With its disproportionate counterattack, after the wave in its favor that caused the massacre by Hamas, Israel has lost support in public opinion in much of the world. The difference between last September and December, between those who saw the country in a positive light and those who had a negative opinion, has been reduced by an average of 18.5, according to a poll in 43 countries. It has decreased in all except one. China, South Africa and Brazil have gone from a positive to a negative view. And in those that already had it, such as Japan, South Korea and the United Kingdom, it has worsened. This deterioration has been accompanied by greater suspicion towards the United States in much of the world, especially in the Arab world. The governments of some of these countries that had taken steps towards Israel, under the pressure of their public opinions – although they are not liberal democracies – have been forced to freeze or even reverse their approach to Israel. Of course to once again support not Hamas but the resurrected Palestinian cause. In some cases to reactivate a peace process that leads to two States.
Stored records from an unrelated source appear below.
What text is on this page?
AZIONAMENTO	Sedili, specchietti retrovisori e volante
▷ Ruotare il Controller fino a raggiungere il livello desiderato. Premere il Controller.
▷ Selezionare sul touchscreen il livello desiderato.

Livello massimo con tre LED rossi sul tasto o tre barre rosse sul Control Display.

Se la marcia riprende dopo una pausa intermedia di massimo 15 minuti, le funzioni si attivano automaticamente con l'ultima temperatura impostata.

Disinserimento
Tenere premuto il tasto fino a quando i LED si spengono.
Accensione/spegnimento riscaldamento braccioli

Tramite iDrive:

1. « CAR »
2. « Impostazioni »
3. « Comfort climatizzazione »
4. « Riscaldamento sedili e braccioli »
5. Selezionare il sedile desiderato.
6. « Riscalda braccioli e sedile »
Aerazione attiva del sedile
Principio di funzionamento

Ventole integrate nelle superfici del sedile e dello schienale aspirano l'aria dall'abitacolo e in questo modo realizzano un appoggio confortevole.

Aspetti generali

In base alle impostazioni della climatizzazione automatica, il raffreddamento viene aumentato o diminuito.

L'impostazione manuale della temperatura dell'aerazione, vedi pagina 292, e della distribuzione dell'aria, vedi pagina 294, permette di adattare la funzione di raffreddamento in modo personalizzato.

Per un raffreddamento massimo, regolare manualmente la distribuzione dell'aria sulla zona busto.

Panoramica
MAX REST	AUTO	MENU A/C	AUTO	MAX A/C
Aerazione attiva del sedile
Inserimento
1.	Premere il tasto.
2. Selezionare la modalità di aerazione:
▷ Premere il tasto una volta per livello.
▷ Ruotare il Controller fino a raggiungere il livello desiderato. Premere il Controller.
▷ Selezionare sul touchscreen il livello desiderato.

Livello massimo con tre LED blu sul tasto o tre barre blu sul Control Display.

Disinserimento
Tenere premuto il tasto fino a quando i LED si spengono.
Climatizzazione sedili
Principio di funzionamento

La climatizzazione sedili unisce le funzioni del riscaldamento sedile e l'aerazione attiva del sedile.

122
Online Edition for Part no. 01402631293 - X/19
In Spain, the President of the Government supports the recognition of a Palestinian State, in due course. The state of public opinion can also influence. According to a Metroscopia survey shortly after the war broke out, if nine out of ten Spaniards thought that the Hamas attack was unjustifiable, 55% thought that Israel's reaction was excessive, 70% among left-wing voters, a percentage that It was practically reversed among those on the right.
Nor can we forget the repercussions that what is happening in Gaza may have on jihadist terrorism in Spain, France and other countries. 20 years after the fateful March 11, the jihadist threat is considerable, according to Fernando Reinares, from the Elcano Royal Institute. A report of this center, by Álvaro Vicente, considers that, although it does not fully replicate the Syrian scenario, which promoted violent jihadism, the Gaza war “has the potential to increase the levels of jihadist radicalization at a global level.” Although it seems, for the moment, to generate fewer opportunities for large-scale and clearly violent mobilization, as in the Syrian case. In the midst of this war on the ground, virtual spaces have taken on a new centrality for these movements.
The Gaza war is broader than the Strip. It reverberates throughout the Levant and far beyond. It leaves almost no one indifferent, and can have unexpected consequences. Or expected. For starters, it may be a deciding factor in who and how governs the world's even most powerful country in the coming years, and most protective of Israel. What is inside and what is outside are increasingly related. No matter how many walls are erected, that is the reality. Foreign policy is also local, and local policy is foreign.